There are only three ways this election can turn out.
Conventional wisdom says Wall Street should perform better under a Republican administration, since that party is seen as favoring business interests. But figures from the Stock Traders Almanac show that the stock market performs better under Democrats than it does under Republicans. From the start of the 20th century until 1995, stocks gained an average of 10.5 percent when Democrats were in the White House, versus an 8.1 percent average yearly gain under a Republican administration. I left out the last half of the 1990s and the bear market of 2003, as that data would skew the numbers too much.
Stock market gains are only half the story. Inflation, the old bugaboo for fixed income securities such as bonds, tends to be higher under Democrats and lower under Republicans. So the better stock market performance under the Democrats is offset by a reduction in the purchasing power of the dollar.
Ideally, markets prefer the gridlock of a divided government because it forces both sides to the middle. The best stock markets of the past three decades have been under the Reagan and Clinton administrations. Reagan was a Republican president with a Democratic Congress, while Clinton was democrat with a Republican Congress.
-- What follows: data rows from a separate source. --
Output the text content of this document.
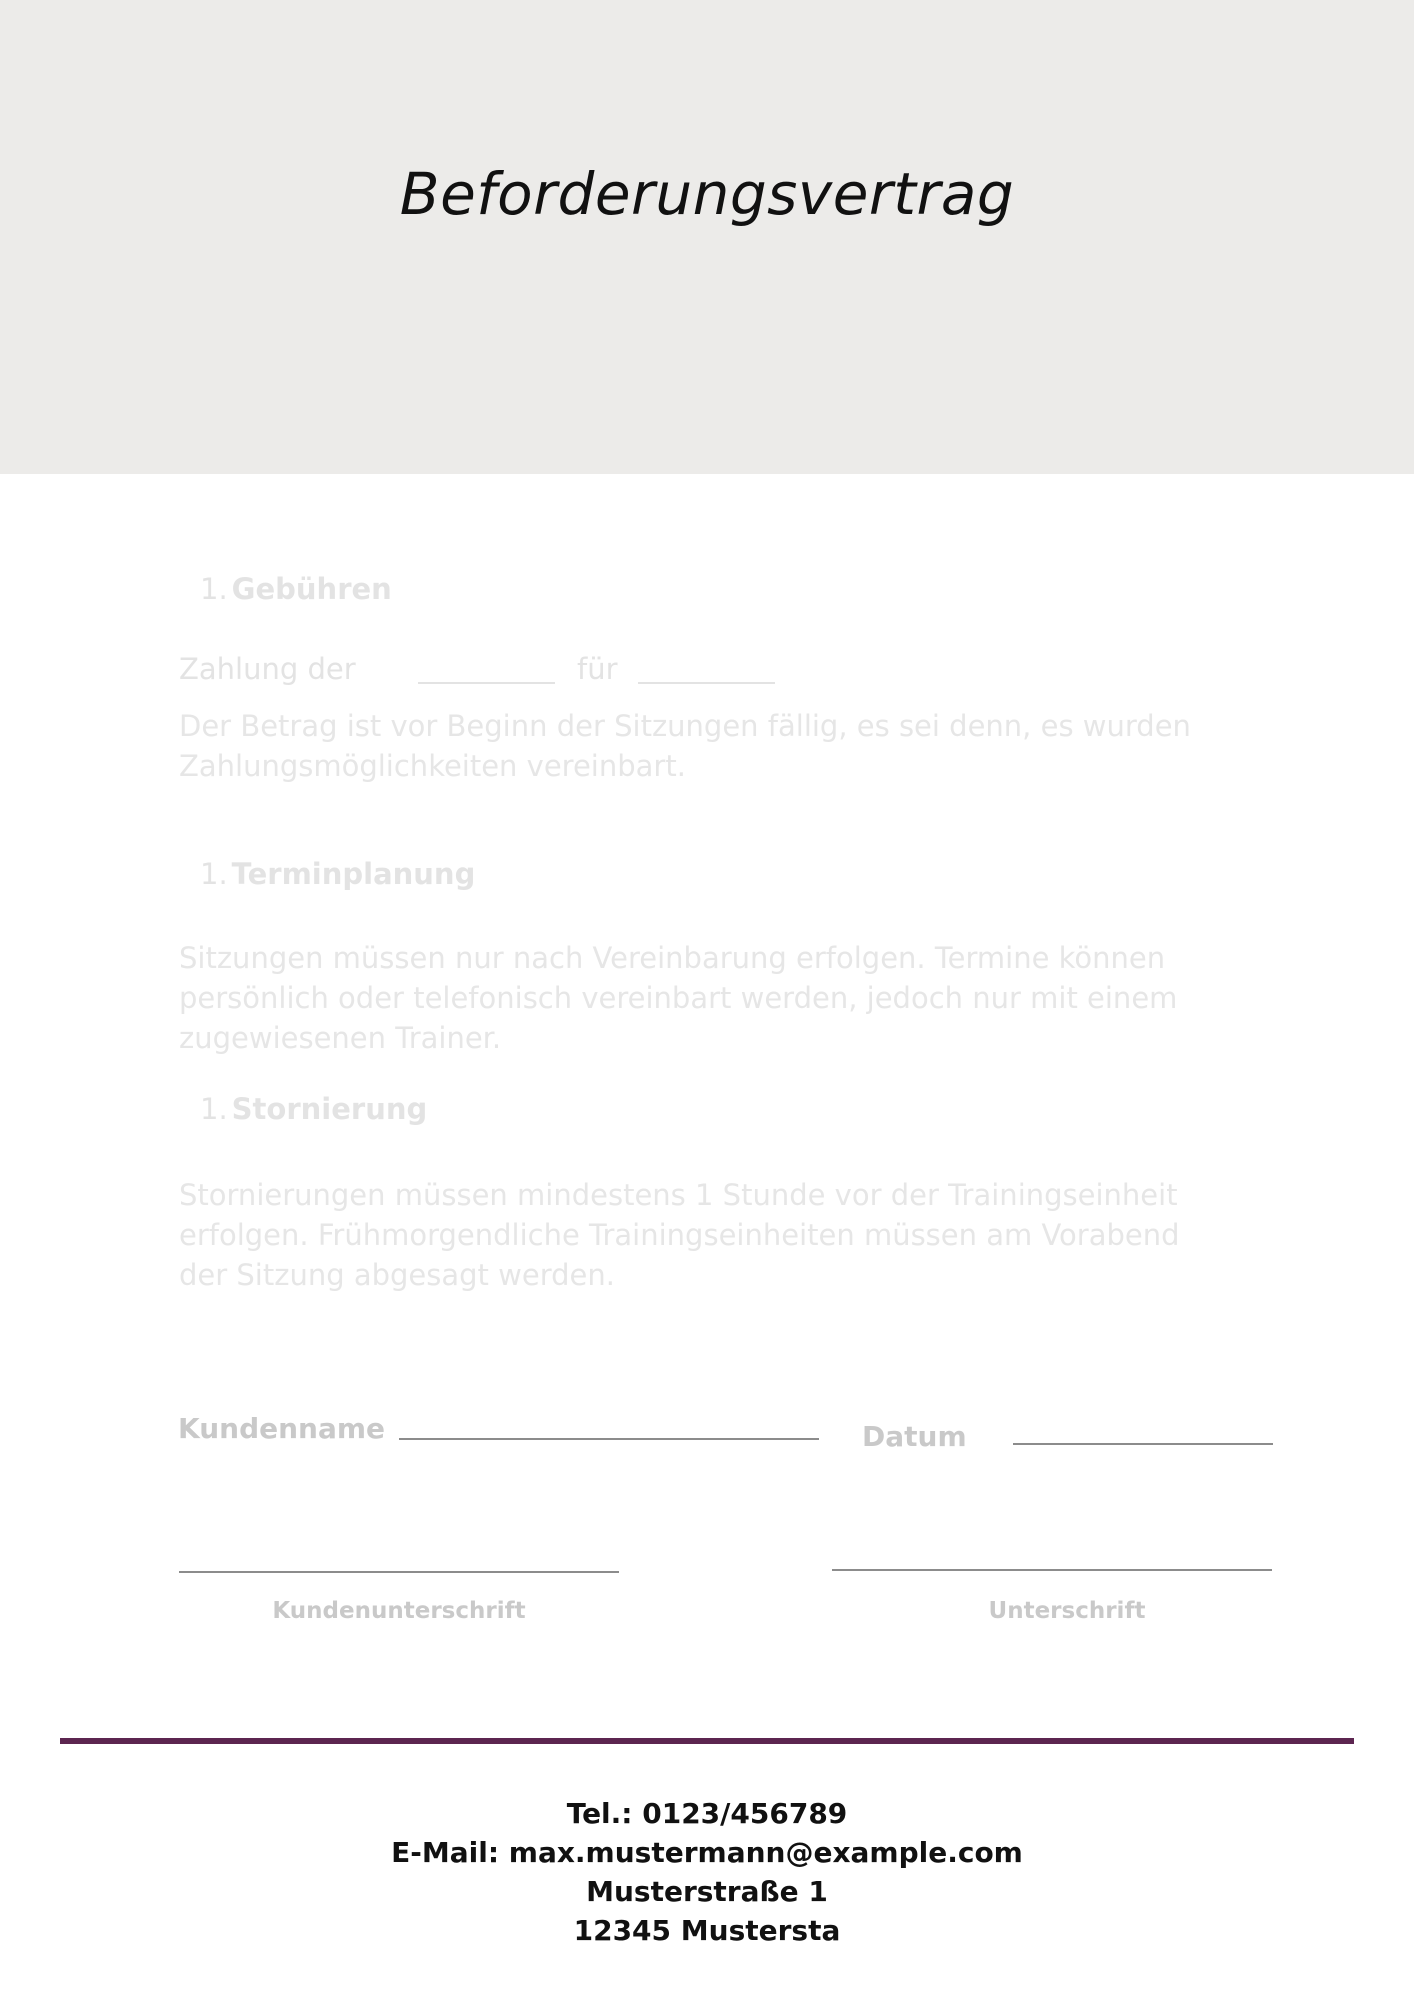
Beforderungsvertrag
1. Gebühren
Zahlung der	für
Der Betrag ist vor Beginn der Sitzungen fällig, es sei denn, es wurden Zahlungsmöglichkeiten vereinbart.
1. Terminplanung
Sitzungen müssen nur nach Vereinbarung erfolgen. Termine können persönlich oder telefonisch vereinbart werden, jedoch nur mit einem zugewiesenen Trainer.
1. Stornierung
Stornierungen müssen mindestens 1 Stunde vor der Trainingseinheit erfolgen. Frühmorgendliche Trainingseinheiten müssen am Vorabend der Sitzung abgesagt werden.
Kundenname	Datum
Kundenunterschrift	Unterschrift
Tel.: 0123/456789
E-Mail: max.mustermann@example.com
Musterstraße 1
12345 Mustersta
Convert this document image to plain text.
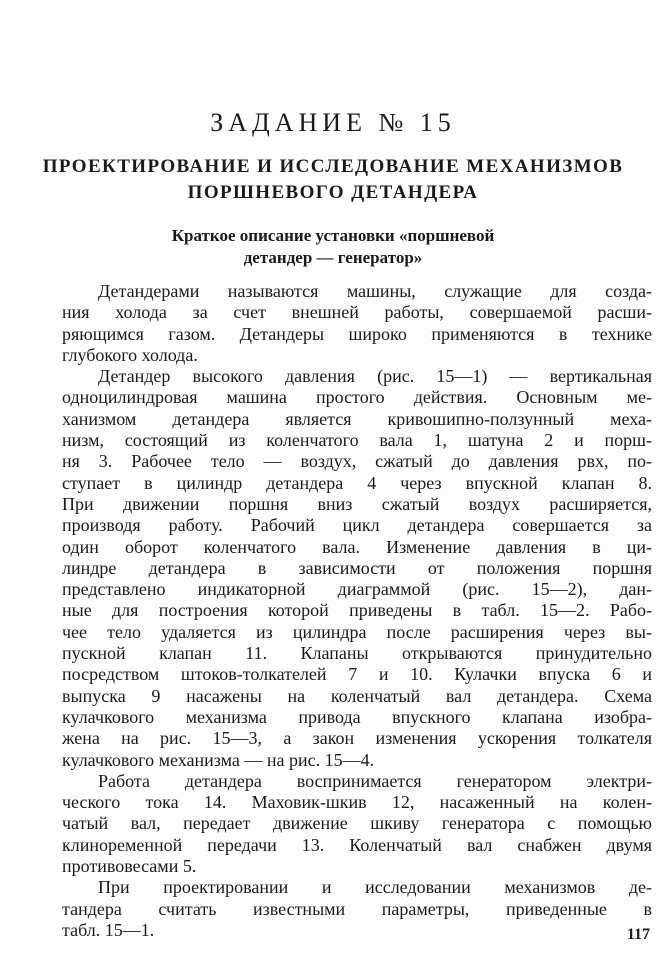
ЗАДАНИЕ № 15
ПРОЕКТИРОВАНИЕ И ИССЛЕДОВАНИЕ МЕХАНИЗМОВ
ПОРШНЕВОГО ДЕТАНДЕРА
Краткое описание установки «поршневой
детандер — генератор»
Детандерами называются машины, служащие для созда-
ния холода за счет внешней работы, совершаемой расши-
ряющимся газом. Детандеры широко применяются в технике
глубокого холода.
Детандер высокого давления (рис. 15—1) — вертикальная
одноцилиндровая машина простого действия. Основным ме-
ханизмом детандера является кривошипно-ползунный меха-
низм, состоящий из коленчатого вала 1, шатуна 2 и порш-
ня 3. Рабочее тело — воздух, сжатый до давления pвх, по-
ступает в цилиндр детандера 4 через впускной клапан 8.
При движении поршня вниз сжатый воздух расширяется,
производя работу. Рабочий цикл детандера совершается за
один оборот коленчатого вала. Изменение давления в ци-
линдре детандера в зависимости от положения поршня
представлено индикаторной диаграммой (рис. 15—2), дан-
ные для построения которой приведены в табл. 15—2. Рабо-
чее тело удаляется из цилиндра после расширения через вы-
пускной клапан 11. Клапаны открываются принудительно
посредством штоков-толкателей 7 и 10. Кулачки впуска 6 и
выпуска 9 насажены на коленчатый вал детандера. Схема
кулачкового механизма привода впускного клапана изобра-
жена на рис. 15—3, а закон изменения ускорения толкателя
кулачкового механизма — на рис. 15—4.
Работа детандера воспринимается генератором электри-
ческого тока 14. Маховик-шкив 12, насаженный на колен-
чатый вал, передает движение шкиву генератора с помощью
клиноременной передачи 13. Коленчатый вал снабжен двумя
противовесами 5.
При проектировании и исследовании механизмов де-
тандера считать известными параметры, приведенные в
табл. 15—1.	117
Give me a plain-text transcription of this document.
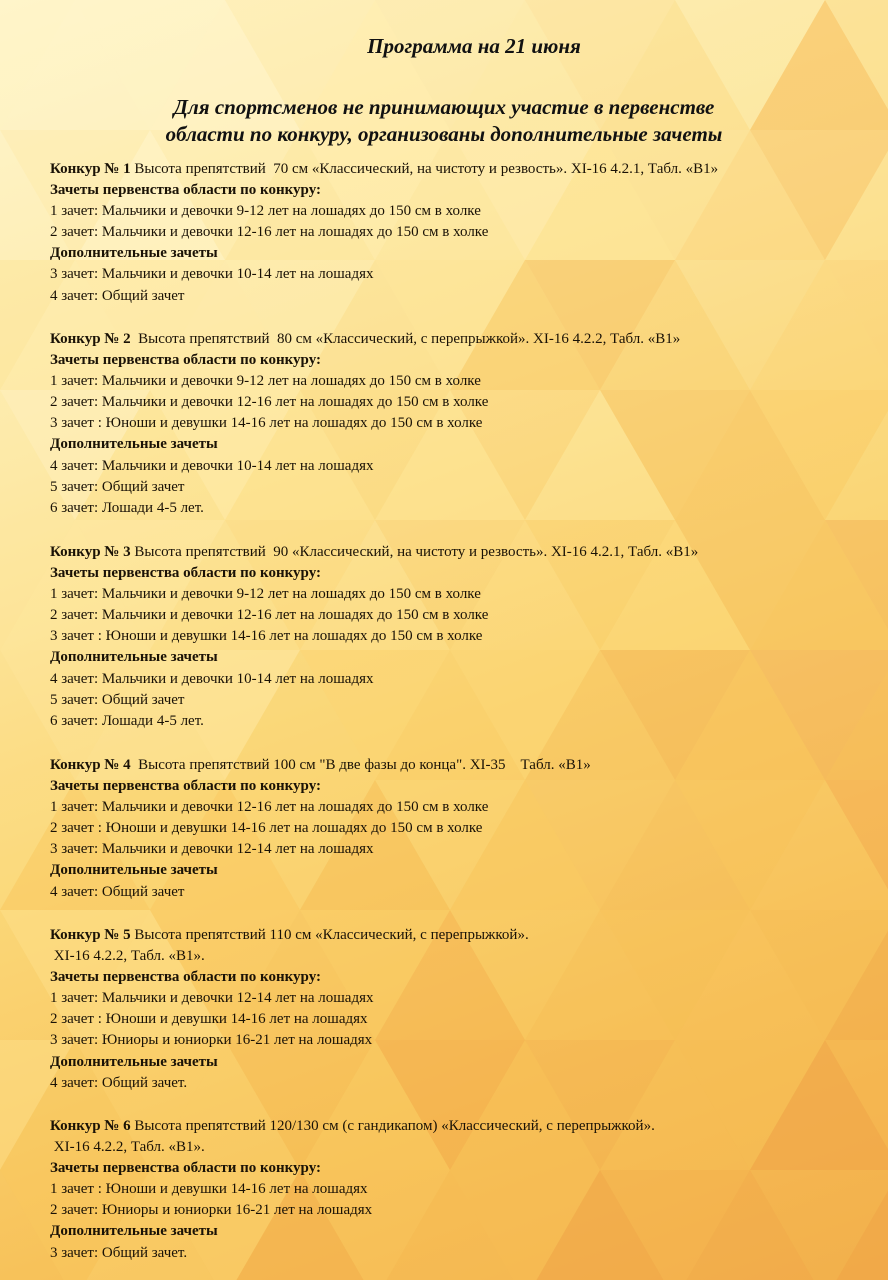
Программа на 21 июня
Для спортсменов не принимающих участие в первенстве
области по конкуру, организованы дополнительные зачеты

Конкур № 1 Высота препятствий  70 см «Классический, на чистоту и резвость». XI-16 4.2.1, Табл. «В1»

Зачеты первенства области по конкуру:

1 зачет: Мальчики и девочки 9-12 лет на лошадях до 150 см в холке

2 зачет: Мальчики и девочки 12-16 лет на лошадях до 150 см в холке

Дополнительные зачеты

3 зачет: Мальчики и девочки 10-14 лет на лошадях

4 зачет: Общий зачет

Конкур № 2  Высота препятствий  80 см «Классический, с перепрыжкой». XI-16 4.2.2, Табл. «В1»

Зачеты первенства области по конкуру:

1 зачет: Мальчики и девочки 9-12 лет на лошадях до 150 см в холке

2 зачет: Мальчики и девочки 12-16 лет на лошадях до 150 см в холке

3 зачет : Юноши и девушки 14-16 лет на лошадях до 150 см в холке

Дополнительные зачеты

4 зачет: Мальчики и девочки 10-14 лет на лошадях

5 зачет: Общий зачет

6 зачет: Лошади 4-5 лет.

Конкур № 3 Высота препятствий  90 «Классический, на чистоту и резвость». XI-16 4.2.1, Табл. «В1»

Зачеты первенства области по конкуру:

1 зачет: Мальчики и девочки 9-12 лет на лошадях до 150 см в холке

2 зачет: Мальчики и девочки 12-16 лет на лошадях до 150 см в холке

3 зачет : Юноши и девушки 14-16 лет на лошадях до 150 см в холке

Дополнительные зачеты

4 зачет: Мальчики и девочки 10-14 лет на лошадях

5 зачет: Общий зачет

6 зачет: Лошади 4-5 лет.

Конкур № 4  Высота препятствий 100 см "В две фазы до конца". XI-35    Табл. «В1»

Зачеты первенства области по конкуру:

1 зачет: Мальчики и девочки 12-16 лет на лошадях до 150 см в холке

2 зачет : Юноши и девушки 14-16 лет на лошадях до 150 см в холке

3 зачет: Мальчики и девочки 12-14 лет на лошадях

Дополнительные зачеты

4 зачет: Общий зачет

Конкур № 5 Высота препятствий 110 см «Классический, с перепрыжкой».

XI-16 4.2.2, Табл. «В1».

Зачеты первенства области по конкуру:

1 зачет: Мальчики и девочки 12-14 лет на лошадях

2 зачет : Юноши и девушки 14-16 лет на лошадях

3 зачет: Юниоры и юниорки 16-21 лет на лошадях

Дополнительные зачеты

4 зачет: Общий зачет.

Конкур № 6 Высота препятствий 120/130 см (с гандикапом) «Классический, с перепрыжкой».

XI-16 4.2.2, Табл. «В1».

Зачеты первенства области по конкуру:

1 зачет : Юноши и девушки 14-16 лет на лошадях

2 зачет: Юниоры и юниорки 16-21 лет на лошадях

Дополнительные зачеты

3 зачет: Общий зачет.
Pragmatic moderation is an effective economic policy. Hard core ideological approaches tend to be disastrous.
- Bush victory. For stocks, this is the most bullish scenario initially. Since 1900, the biggest gains in election years have come when an incumbent Republican wins a second term in the oval office. Ned Davis Research has calculated the median gain of 14.6 percent versus 8 percent for all elections. Experts attribute the bullish reaction to investors' preference for certainty and the fact that they don't have to worry about massive changes in policy.
- Too close to call, a la the 2000 election. Post-election disputes and litigation, potentially delaying the announcement of final results could throw the markets into a tizzy. This scenario injects greater uncertainty and therefore more volatility in stock prices. Investor are currently pricing in the re-election of Bush, so any change in the odds of such outcome will create even more turbulence.
- A Kerry victory would be most worrisome initially for investors as it suggests something has gone wrong with the economy or political environment and mean policy change. Remember change is hard and not particularly welcomed by investors.
The post-election economic reaction will be particularly important to the stock market. Unfulfilled campaign promises and curbs on government spending have meant a much more spotty performance for the markets in post-election years. In fact, stocks have risen only half of the time in the years following elections since 1941.
So what to do about the election? Wait for the dust to settle. Investing should be done with a long-term time horizon and risk tolerance in mind. After the election, the stock market will once again focus on profits and earnings -- the driving force behind capitalism.